What is the First Amendment?
Answer
It protects freedoms of speech, religion, press, assembly, petition
Explanation
The First Amendment protects five core freedoms: speech, religion, press, peaceable assembly, and petition of the government for redress of grievances. Ratified on December 15, 1791 as part of the Bill of Rights, it was drafted by James Madison in response to Anti-Federalist demands that the new Constitution include explicit guarantees of personal liberty. Its forty-five words begin Congress shall make no law respecting an establishment of religion, or prohibiting the free exercise thereof, then forbid laws abridging the freedom of speech, or of the press, or the right of the people peaceably to assemble, and to petition the Government for a redress of grievances.
The two religion clauses operate together. The Establishment Clause prevents the federal government, and since Everson v. Board of Education (1947) the states as well, from creating an official church or favoring one faith over another. The Free Exercise Clause protects worship and religious practice, although the Supreme Court has held in cases such as Reynolds v. United States (1879) and Employment Division v. Smith (1990) that neutral laws of general applicability may still apply to religious conduct.

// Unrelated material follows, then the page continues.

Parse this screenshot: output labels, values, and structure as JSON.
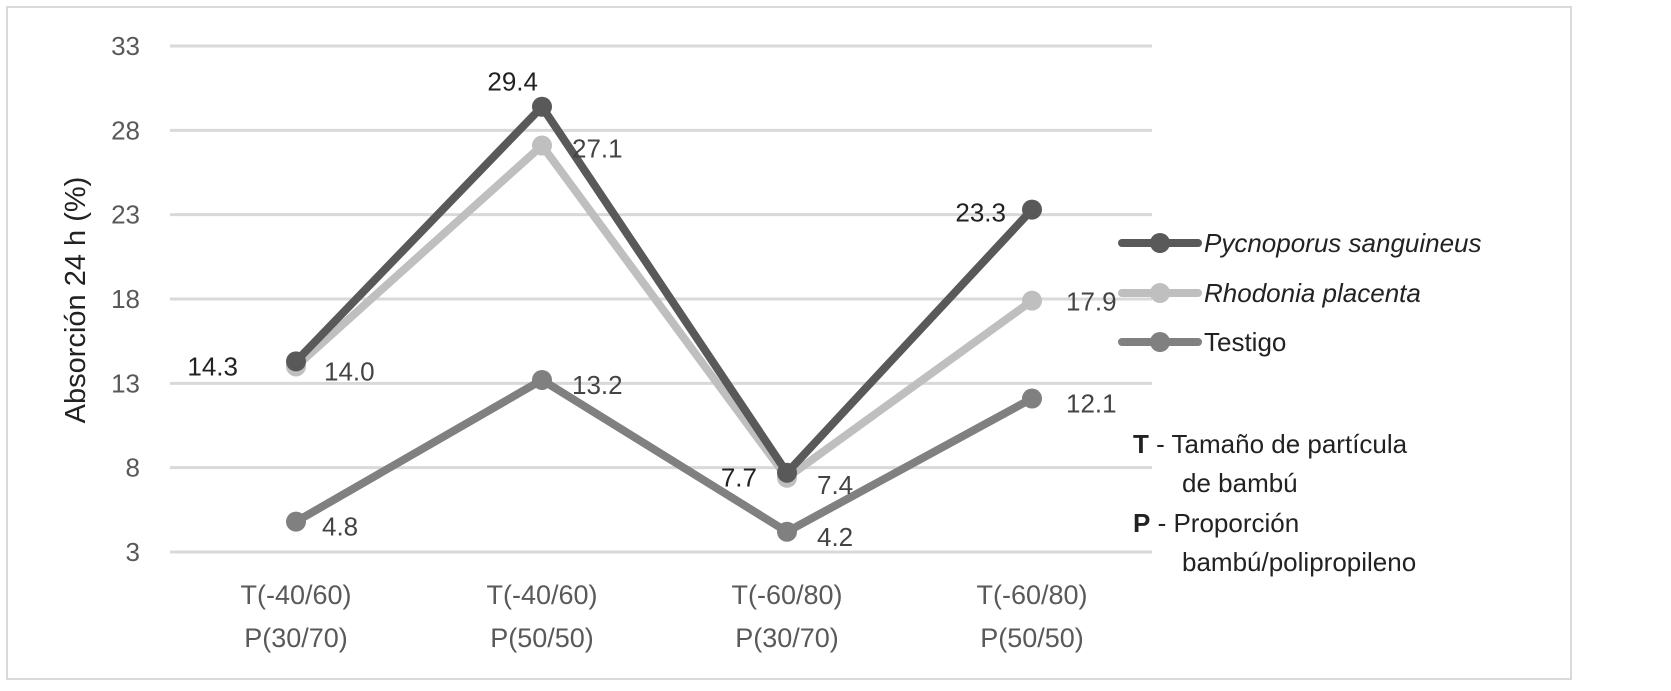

Free speech protection is broad but not absolute. Schenck v. United States (1919) introduced the clear and present danger test, refined by Brandenburg v. Ohio (1969) to bar punishment of advocacy unless directed to incite imminent lawless action. Categories outside protection include true threats, fighting words from Chaplinsky v. New Hampshire (1942), defamation, and obscenity defined in Miller v. California (1973). Symbolic conduct such as flag burning was protected in Texas v. Johnson (1989).
Freedom of the press won its strongest victory in New York Times Co. v. United States (1971), the Pentagon Papers case, when the Court rejected prior restraint of newspaper publication. Freedom of assembly protects peaceful gatherings, marches, and protests, and combined with the right to petition it underwrites lobbying, public demonstrations, and ballot initiatives.
Originally the First Amendment bound only the federal government. Through the doctrine of incorporation, starting with Gitlow v. New York (1925) for speech and continuing through Cantwell v. Connecticut (1940) for religion and DeJonge v. Oregon (1937) for assembly, the Supreme Court extended these protections against state action by way of the Fourteenth Amendment Due Process Clause. For applicants preparing for the naturalization interview, naming all five freedoms in the correct order is one of the most frequently tested points on the civics exam.
Why this matters for your test
The First Amendment defines the boundary between citizen and government across the most consequential areas of public life. USCIS officers ask about it more often than any other amendment, and applicants must be able to list every protected freedom on demand.